Reliability

Return to FastMail.FM home.

Overview

We know that storage and service reliability is important to our users. Ensuring that stored emails and files are always available and are never lost, damaged or corrupted is always one of our primary concerns.

Compare all the systems and precautions we take below to your current provider or in house solution and see if you can afford not to change.

Email Storage

We use a number of systems to ensure the reliable storage of all email on our servers.

File Storage

Our file storage system uses a custom built database and storage infrastructure to provide reliable and feature rich file storage features.

Database

While the majority of our data is stored as emails and files, there is still a significant amount of data in our regular SQL database such as user data, user preferences, address books, notepages, etc.

Failover

To avoid single points of failure, all stateless frontend services use DNS load balanciing with automatic failover via linux high availiability services. This system works quite simply, works for all protocols, and ensures there's no single piece of hardware that's a point of failure. All web servers, incoming email servers, spam checking servers, etc are automatically balanced by the frontend servers.

The way it works is that each service is assigned multiple IP addresses via DNS. The IP addresses are handed out randomly, so on average systems connecting to us via web, IMAP, POP, etc get one of services the IPs at random.
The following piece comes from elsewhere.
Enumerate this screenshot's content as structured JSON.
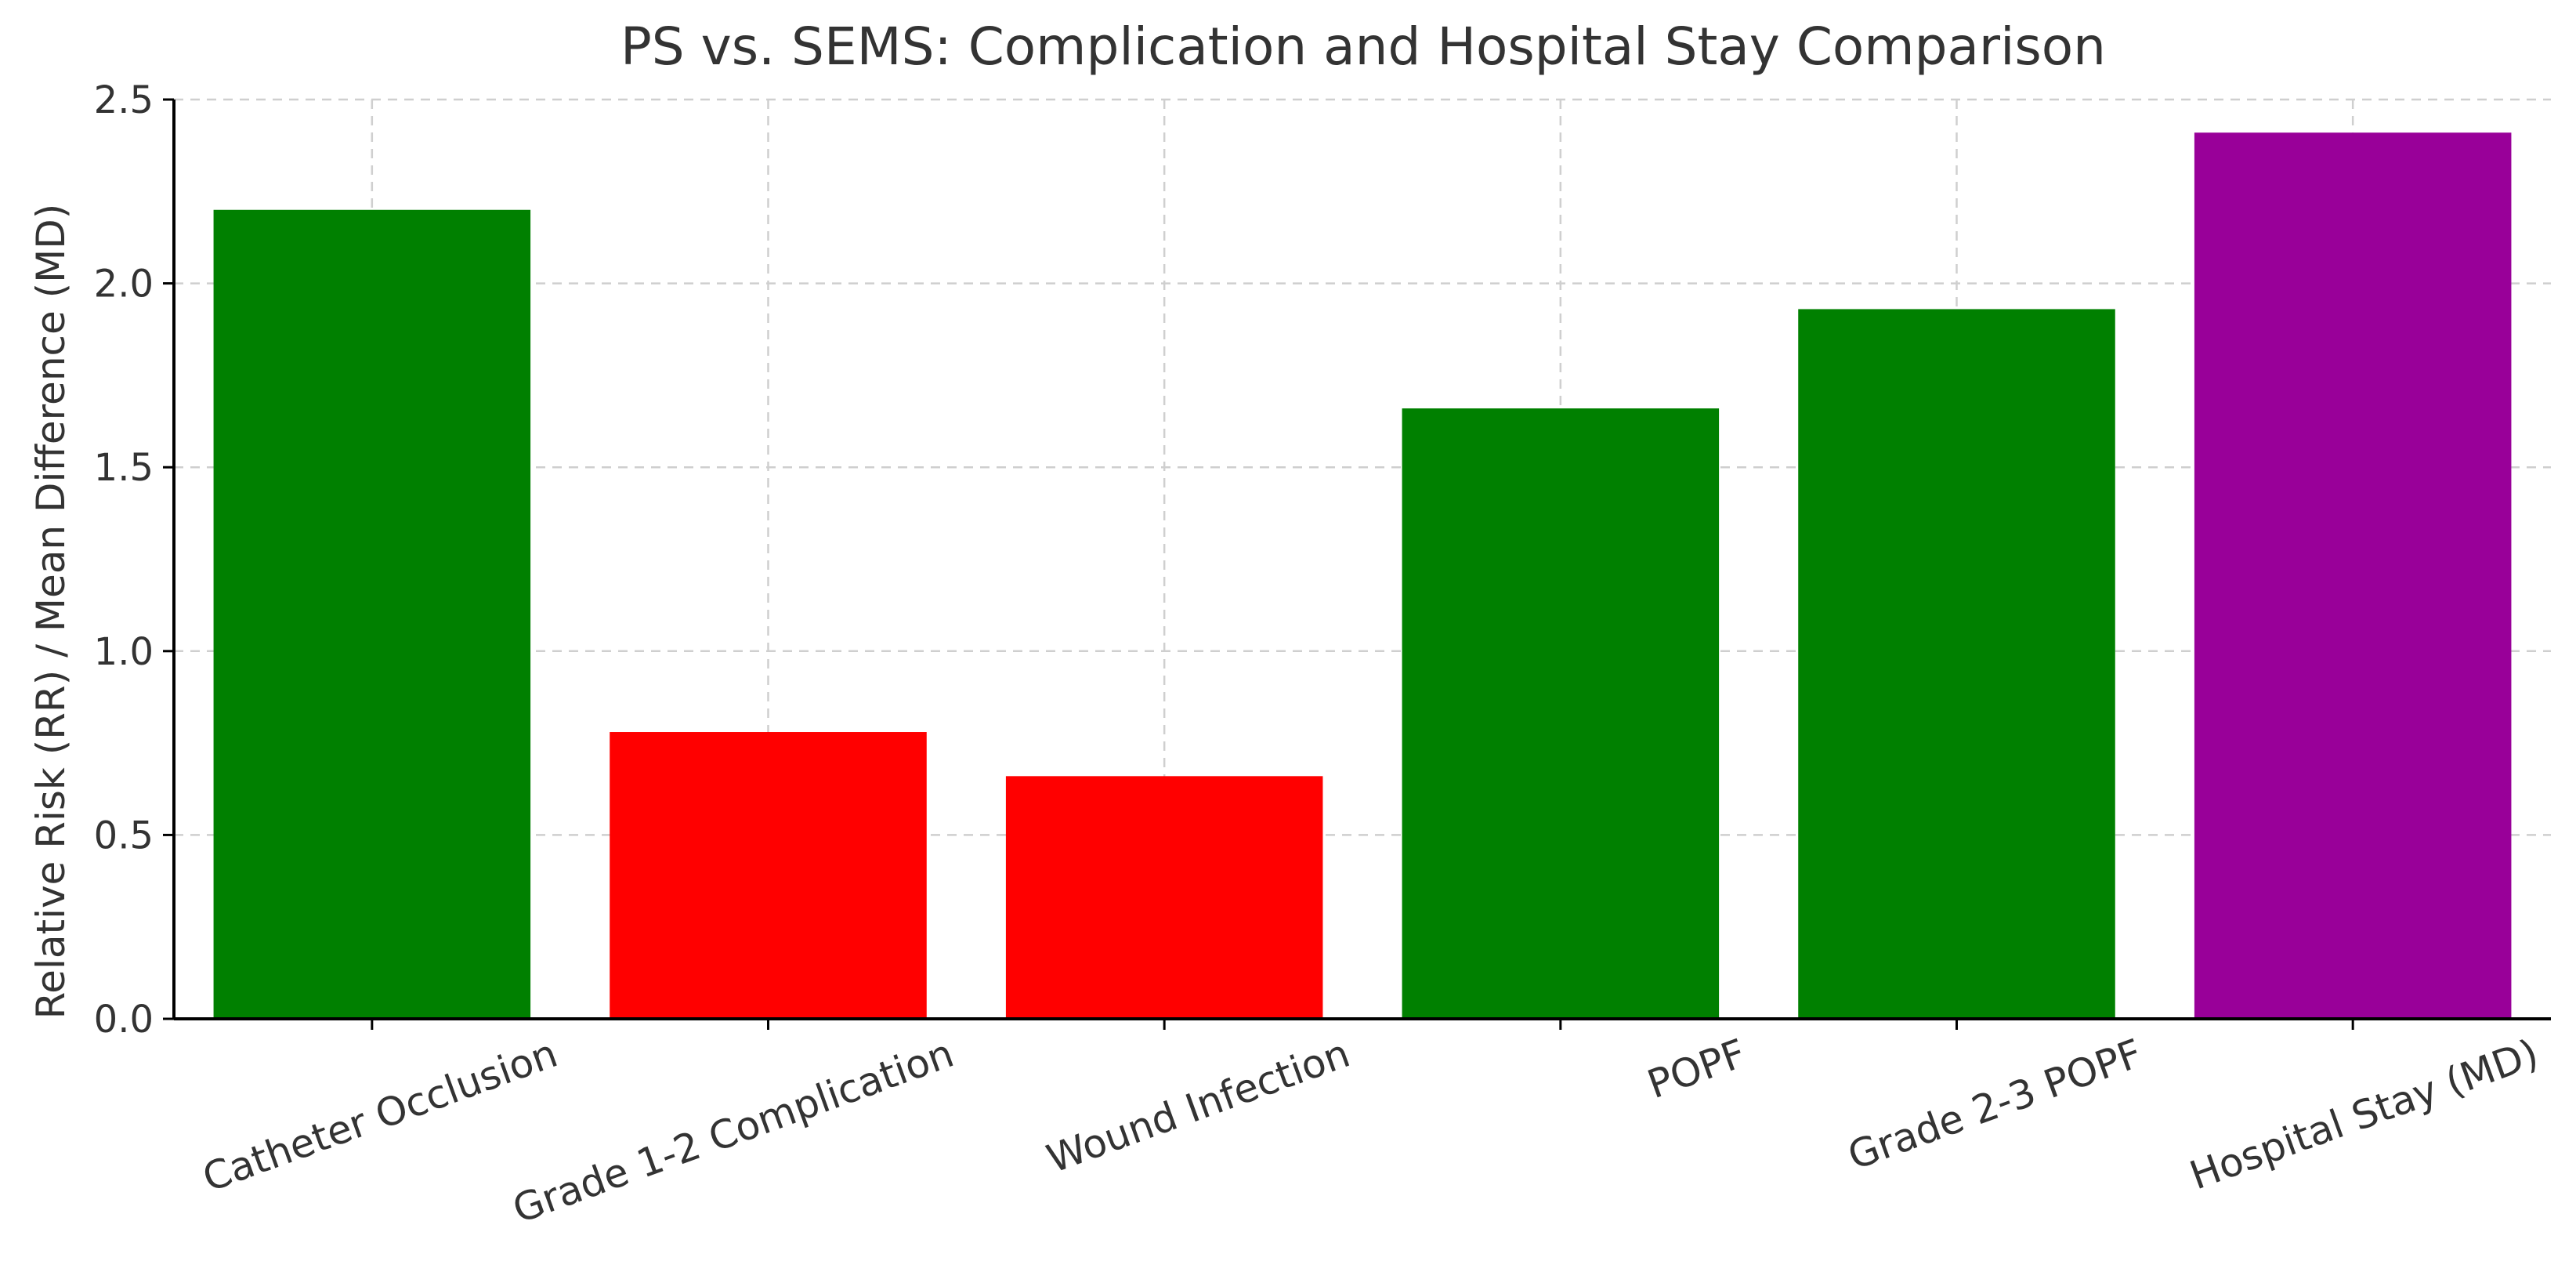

In the case where all servers are working, these IP addresses are distributed around the frontend servers to keep the load amoungst the frontend servers balanced. The system continuously monitors the accessibility of the frontend servers and if any server becomes unavailble, it moves the IP addresses of the affected service to one of the remaining up servers. This system allows for easy scaling of frontend servers as well as easy failover of services to other frontend servers if one machine becomes unavailable.
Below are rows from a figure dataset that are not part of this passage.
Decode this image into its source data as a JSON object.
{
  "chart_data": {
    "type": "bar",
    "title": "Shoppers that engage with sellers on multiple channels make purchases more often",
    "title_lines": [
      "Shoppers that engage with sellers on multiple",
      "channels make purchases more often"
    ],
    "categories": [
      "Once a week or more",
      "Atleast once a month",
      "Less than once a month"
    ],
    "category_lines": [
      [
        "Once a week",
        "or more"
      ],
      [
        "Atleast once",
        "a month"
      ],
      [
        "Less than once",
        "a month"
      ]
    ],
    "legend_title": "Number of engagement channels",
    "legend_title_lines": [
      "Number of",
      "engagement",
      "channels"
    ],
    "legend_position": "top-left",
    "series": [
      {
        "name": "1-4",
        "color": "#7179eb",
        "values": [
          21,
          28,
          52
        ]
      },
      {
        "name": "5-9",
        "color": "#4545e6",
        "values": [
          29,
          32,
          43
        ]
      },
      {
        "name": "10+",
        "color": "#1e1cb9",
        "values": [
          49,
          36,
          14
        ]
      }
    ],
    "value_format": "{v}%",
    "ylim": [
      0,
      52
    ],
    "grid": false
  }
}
For backend services that are highly stateful (eg email IMAP/POP servers), we need to use a completely different setup. In this case we distribute email amongst a large number of "email slots" that are then spread around our servers. These slots are paired up to create a redundant replicated "email store" pair. In the case of a server failure, failover is not automatic. An engineer is paged to check the status of the server and if it can be brought back online quickly. If the server cannot be brought back online quickly, then we "failover" the affected email slots to their replica slot to restore service. In the cases where this has happened (twice in the last year), maximum down-time has been about 1 hour, and because it's been only one server, has only affected about 10% of users. This represents a 99.997% uptime average for all users.

In the cases where we need to do maintenance on a machine, we can use the same failover mechanism to switch the master/replica roles of all email slots on a machine in a matter of seconds. This means that performing maintenance on our email server machines results in no downtime for users.

An added advantage of our "email slots" setup is that in the case of failover, the additional load generated on the remaining servers is distributed evenly over those servers, rather than all the load being forced onto one backup server. This ensures that even during system failure or maintenance periods, there's no slowing of service to users and our email servers remain fast.

Monitoring

With all the redundancy we have in place, things can still go wrong, so when they do having someone to deal with the problem promptly is important.

To ensure that any problems are dealt with as quickly as possible, we've implemented an extensive monitoring system. Every 2 minutes we test every port on every service (eg IMAP, POP, SMTP, Web, etc) on every server to see that it's responding as expected. Also every 2 minutes we test key parts of the computers hardware and operating system to see that the value are within acceptable limits. Additionally every 10 minutes we have a script that tests a significant portion of the web interface (login, send email, read email, external pop download, etc) for every backend server. If any of these tests fail, then 2 standby engineers are paged to look into the problem.

All these tests ensure that even in the case of a problem, it will be dealt with promptly.

Also while there are any problems, we aim to keep users up to date with what exactly is happening on our status blog at http://status.fastmail.fm.

Location, Network & Power

Our main servers are located at NYI in New York City, USA. Their facility is a high security, video monitored location; with backup power, airconditioning, and fire systems and 24x7x365 monitoring and onsite technical support.

NYI use high quality Cisco switches for all networking, including completely separate switches for a secure internal network between all our servers.

NYI have one of the most reliable network infrastructures in the industry, with multiple Internet backbone providers, carried by different telecommunication carriers for added redundancy including a 100% uptime guarantee for external connectivity to their network.

You can see a layout of our cabinets if you're really interested.

People

Reliability also comes from having people that care about making their systems reliable. We believe in a pro-active culture of solving problems for the long term. If there are ever problems affecting users, then we ensure that we fix the specific problem as quickly as possible in the short term, but also consider why the problem actually occured, and think about the long term and how we can stop it, and or any similar problems occuring in the future.